Be listening to the Breakfast Show just after 7:00 am weekdays to ensure you get your daily dose and be first card out of the deck for the day.

Monday: I sleep in a castle once every two weeks. It’s my fort night!

Gerhard’s Bonus: Pasteurised – just too far to see!

Elvis’ Bonus: What did the gladiator say when a lion ate his wife? Nothing – he was gladiator!

Bob’s Bonus: An officer pulled up a woman for speeding. She admitted to speeding so he asked her name. She said ‘Frida’. Officer asks for her surname. She said ‘Go”. So he said Frida Go? So she sped off!

Tuesday: What do you call the smartest mountain? Mount Cleverest!

Bob’s Bonus: I need professional help. I need a chef, a maid and a butler?

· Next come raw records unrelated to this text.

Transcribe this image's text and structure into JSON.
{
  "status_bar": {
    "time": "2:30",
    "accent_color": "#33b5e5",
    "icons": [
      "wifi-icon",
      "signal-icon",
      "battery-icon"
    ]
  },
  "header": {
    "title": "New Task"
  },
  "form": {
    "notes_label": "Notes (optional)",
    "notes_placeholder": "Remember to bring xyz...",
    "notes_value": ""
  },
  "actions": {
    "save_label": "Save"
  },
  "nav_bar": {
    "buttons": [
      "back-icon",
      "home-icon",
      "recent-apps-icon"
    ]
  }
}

Wednesday: A friend of mine has a mobile phone shaped like an Italian dumpling. It’s a gnocchia!

Bob’s Bonus: Don’t believe everything you read on the doors of public toilets. Sharon isn’t up for a good time. That was an awkward phonecall!

Dave’s Bonus: What do the Irish use to clear their jungles? Tree fellas!

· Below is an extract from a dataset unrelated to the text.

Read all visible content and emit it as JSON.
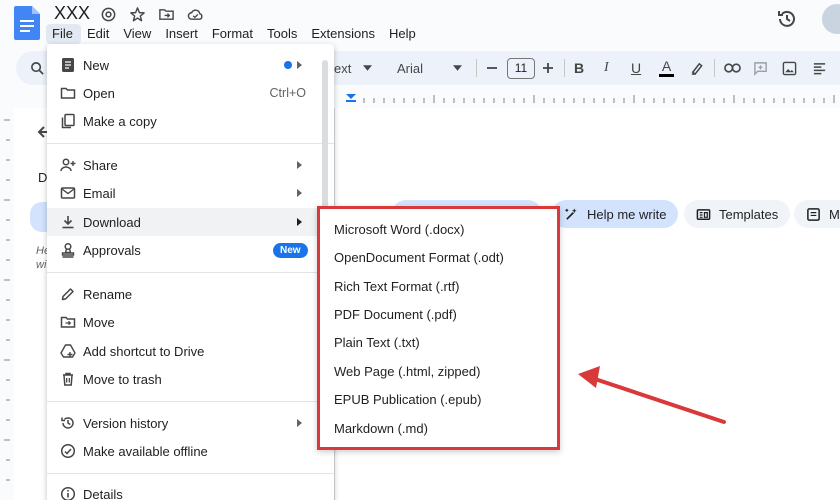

Elvis’ Bonus: I just bought myself a new blind fold. But I can’t see myself wearing it!

Thursday: Did you hear that Mickey and Goofy went to outer space. They were looking for Pluto!

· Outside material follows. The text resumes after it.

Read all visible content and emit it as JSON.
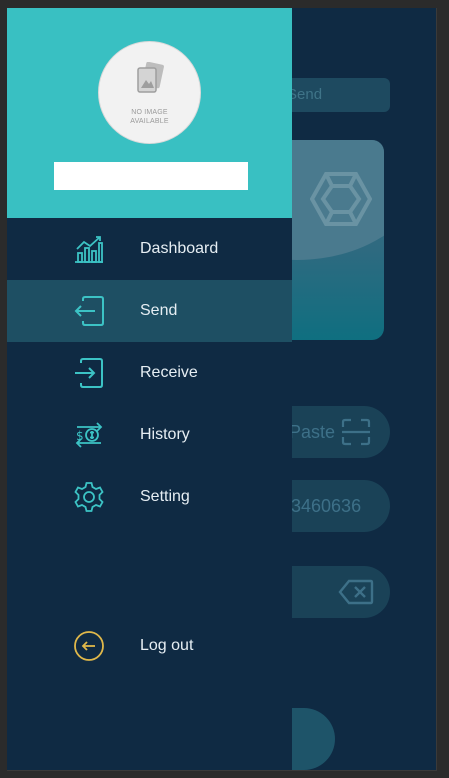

Bonus: How did the other planets react when they found out the Sun was their leader? They started a revolution!

Bob’s Bonus: Why can’t leopards hide? Because they are always spotted!

Elvis’ Bonus: I lent my blind mate some money. He told me he’d pay me back next time he saw me!

Friday: After stealing all the punctuation marks off the judge’s keyboard… I’m expecting a long sentence!

Nikki’s Mumma joke: What’s the best gift to give someone? A broken drum – no one can beat it!